Powers to prevent damage to, or destruction of, monuments were given under the Ancient Monuments Consolidation and Amendment Act 1913, and the office was empowered to purchase any ancient monument with Treasury consent and to accept the guardianship of any such monument offered to it. It was also required to compile and publish lists of ancient monuments based largely on the recommendations of the Ancient Monuments Boards established by the Act.
An Ancient Monuments Branch was established within the Office of Works in 1912, and from 1914 the Ancient Monuments Inspectorate which was attached to it had a Chief Inspector and separate inspectors for England, Scotland and Wales. A number of assistant inspectors were added later, and the Scottish inspector had the support of a separate administrative branch in Edinburgh. The administrative staff of the Ancient Monuments Branch drew on the services of the Architect's Branch and the regional superintendents of works for advisory and executive work on the maintenance and repair of buildings. The inspectorate consisted of trained archaeologists and became responsible for advice on preservation, the carrying out of excavations, the scrutiny of plans for housing and other developments which might effect protected sites and the preparation of guide books to ancient monuments.
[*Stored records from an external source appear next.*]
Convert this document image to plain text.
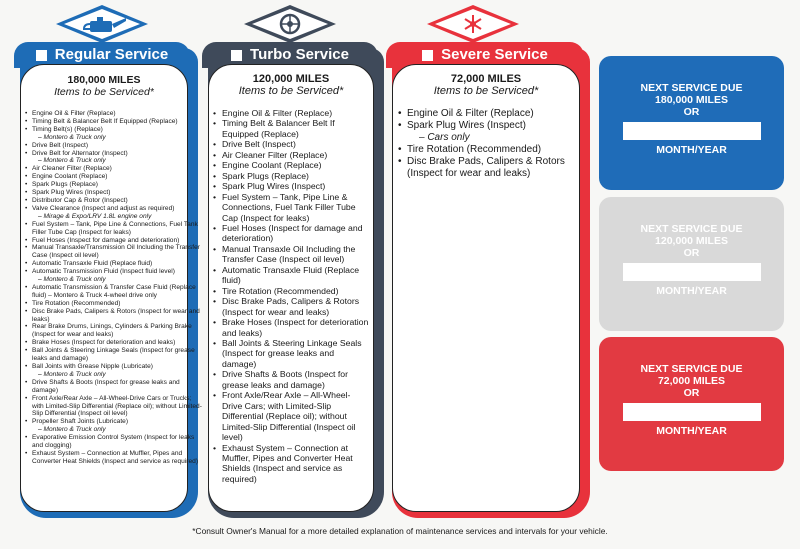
Regular Service
180,000 MILES
Items to be Serviced*
• Engine Oil & Filter (Replace)
• Timing Belt & Balancer Belt If Equipped (Replace)
• Timing Belt(s) (Replace)
– Montero & Truck only
• Drive Belt (Inspect)
• Drive Belt for Alternator (Inspect)
– Montero & Truck only
• Air Cleaner Filter (Replace)
• Engine Coolant (Replace)
• Spark Plugs (Replace)
• Spark Plug Wires (Inspect)
• Distributor Cap & Rotor (Inspect)
• Valve Clearance (Inspect and adjust as required)
– Mirage & Expo/LRV 1.8L engine only
• Fuel System – Tank, Pipe Line & Connections, Fuel Tank Filler Tube Cap (Inspect for leaks)
• Fuel Hoses (Inspect for damage and deterioration)
• Manual Transaxle/Transmission Oil Including the Transfer Case (Inspect oil level)
• Automatic Transaxle Fluid (Replace fluid)
• Automatic Transmission Fluid (Inspect fluid level)
– Montero & Truck only
• Automatic Transmission & Transfer Case Fluid (Replace fluid) – Montero & Truck 4-wheel drive only
• Tire Rotation (Recommended)
• Disc Brake Pads, Calipers & Rotors (Inspect for wear and leaks)
• Rear Brake Drums, Linings, Cylinders & Parking Brake (Inspect for wear and leaks)
• Brake Hoses (Inspect for deterioration and leaks)
• Ball Joints & Steering Linkage Seals (Inspect for grease leaks and damage)
• Ball Joints with Grease Nipple (Lubricate)
– Montero & Truck only
• Drive Shafts & Boots (Inspect for grease leaks and damage)
• Front Axle/Rear Axle – All-Wheel-Drive Cars or Trucks; with Limited-Slip Differential (Replace oil); without Limited-Slip Differential (Inspect oil level)
• Propeller Shaft Joints (Lubricate)
– Montero & Truck only
• Evaporative Emission Control System (Inspect for leaks and clogging)
• Exhaust System – Connection at Muffler, Pipes and Converter Heat Shields (Inspect and service as required)
Turbo Service
120,000 MILES
Items to be Serviced*
• Engine Oil & Filter (Replace)
• Timing Belt & Balancer Belt If Equipped (Replace)
• Drive Belt (Inspect)
• Air Cleaner Filter (Replace)
• Engine Coolant (Replace)
• Spark Plugs (Replace)
• Spark Plug Wires (Inspect)
• Fuel System – Tank, Pipe Line & Connections, Fuel Tank Filler Tube Cap (Inspect for leaks)
• Fuel Hoses (Inspect for damage and deterioration)
• Manual Transaxle Oil Including the Transfer Case (Inspect oil level)
• Automatic Transaxle Fluid (Replace fluid)
• Tire Rotation (Recommended)
• Disc Brake Pads, Calipers & Rotors (Inspect for wear and leaks)
• Brake Hoses (Inspect for deterioration and leaks)
• Ball Joints & Steering Linkage Seals (Inspect for grease leaks and damage)
• Drive Shafts & Boots (Inspect for grease leaks and damage)
• Front Axle/Rear Axle – All-Wheel-Drive Cars; with Limited-Slip Differential (Replace oil); without Limited-Slip Differential (Inspect oil level)
• Exhaust System – Connection at Muffler, Pipes and Converter Heat Shields (Inspect and service as required)
Severe Service
72,000 MILES
Items to be Serviced*
• Engine Oil & Filter (Replace)
• Spark Plug Wires (Inspect)
– Cars only
• Tire Rotation (Recommended)
• Disc Brake Pads, Calipers & Rotors (Inspect for wear and leaks)
NEXT SERVICE DUE
180,000 MILES
OR
MONTH/YEAR
NEXT SERVICE DUE
120,000 MILES
OR
MONTH/YEAR
NEXT SERVICE DUE
72,000 MILES
OR
MONTH/YEAR
*Consult Owner's Manual for a more detailed explanation of maintenance services and intervals for your vehicle.
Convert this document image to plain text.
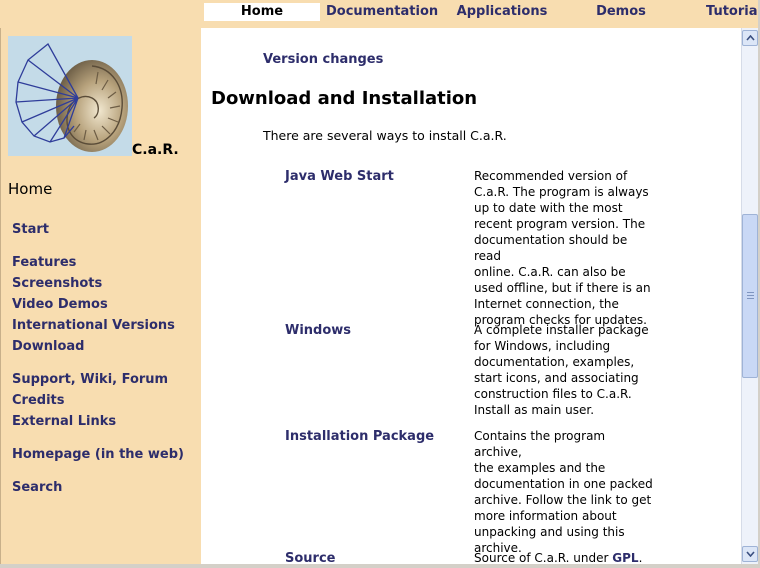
Home	Documentation	Applications	Demos	Tutoria
C.a.R.
Home
Start
Features
Screenshots
Video Demos
International Versions
Download
Support, Wiki, Forum
Credits
External Links
Homepage (in the web)
Search
Version changes
Download and Installation
There are several ways to install C.a.R.
Java Web Start	Recommended version of
C.a.R. The program is always
up to date with the most
recent program version. The
documentation should be read
online. C.a.R. can also be
used offline, but if there is an
Internet connection, the
program checks for updates.
Windows	A complete installer package
for Windows, including
documentation, examples,
start icons, and associating
construction files to C.a.R.
Install as main user.
Installation Package	Contains the program archive,
the examples and the
documentation in one packed
archive. Follow the link to get
more information about
unpacking and using this
archive.
Source	Source of C.a.R. under GPL.
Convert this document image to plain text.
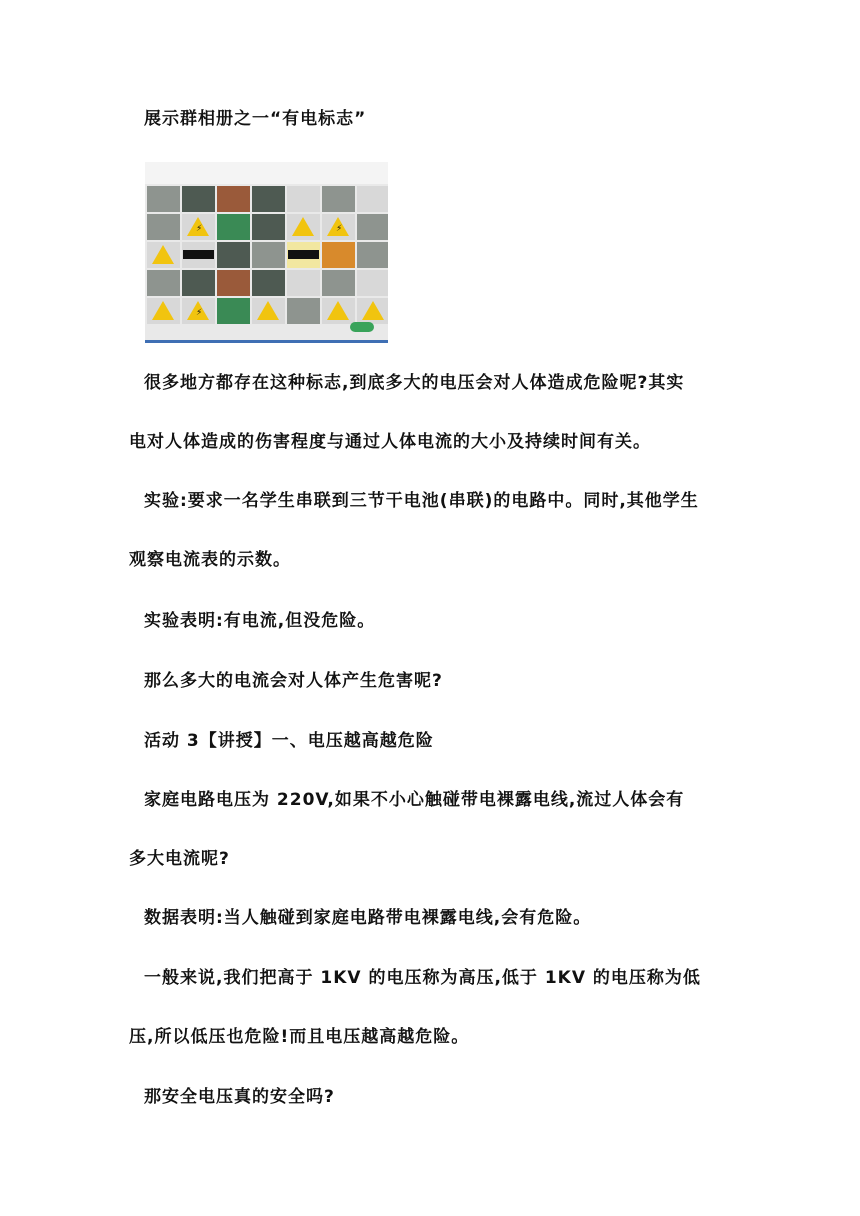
展示群相册之一“有电标志”

⚡	⚡
⚡

很多地方都存在这种标志,到底多大的电压会对人体造成危险呢?其实
电对人体造成的伤害程度与通过人体电流的大小及持续时间有关。

实验:要求一名学生串联到三节干电池(串联)的电路中。同时,其他学生
观察电流表的示数。

实验表明:有电流,但没危险。

那么多大的电流会对人体产生危害呢?

活动 3【讲授】一、电压越高越危险

家庭电路电压为 220V,如果不小心触碰带电裸露电线,流过人体会有
多大电流呢?

数据表明:当人触碰到家庭电路带电裸露电线,会有危险。

一般来说,我们把高于 1KV 的电压称为高压,低于 1KV 的电压称为低
压,所以低压也危险!而且电压越高越危险。

那安全电压真的安全吗?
Liaison was maintained with the standing royal commissions on ancient and historical monuments, the National Trust and other voluntary bodies, and with the National Buildings Record. The Historic Buildings Councils established in 1953 were provided with secretarial services by the branch as well as the advisory services of the architectural and archaeological staff. In 1969 a Directorate of Ancient Monuments and Special Services was established, incorporating the Inspectorate of Ancient Monuments and Historic Buildings. Within the Directorate, the Ancient Monuments (Presentation) Branch was responsible for the commercial management of ancient monuments and public buildings.
In 1969 responsibilities for ancient monuments in Scotland and ancient monuments in Wales were transferred to their respective secretaries of state, under the Transfer of Functions (Wales) Order (SI 1969/388) and the Transfer of Functions (Scotland) Order (SI 1969/383).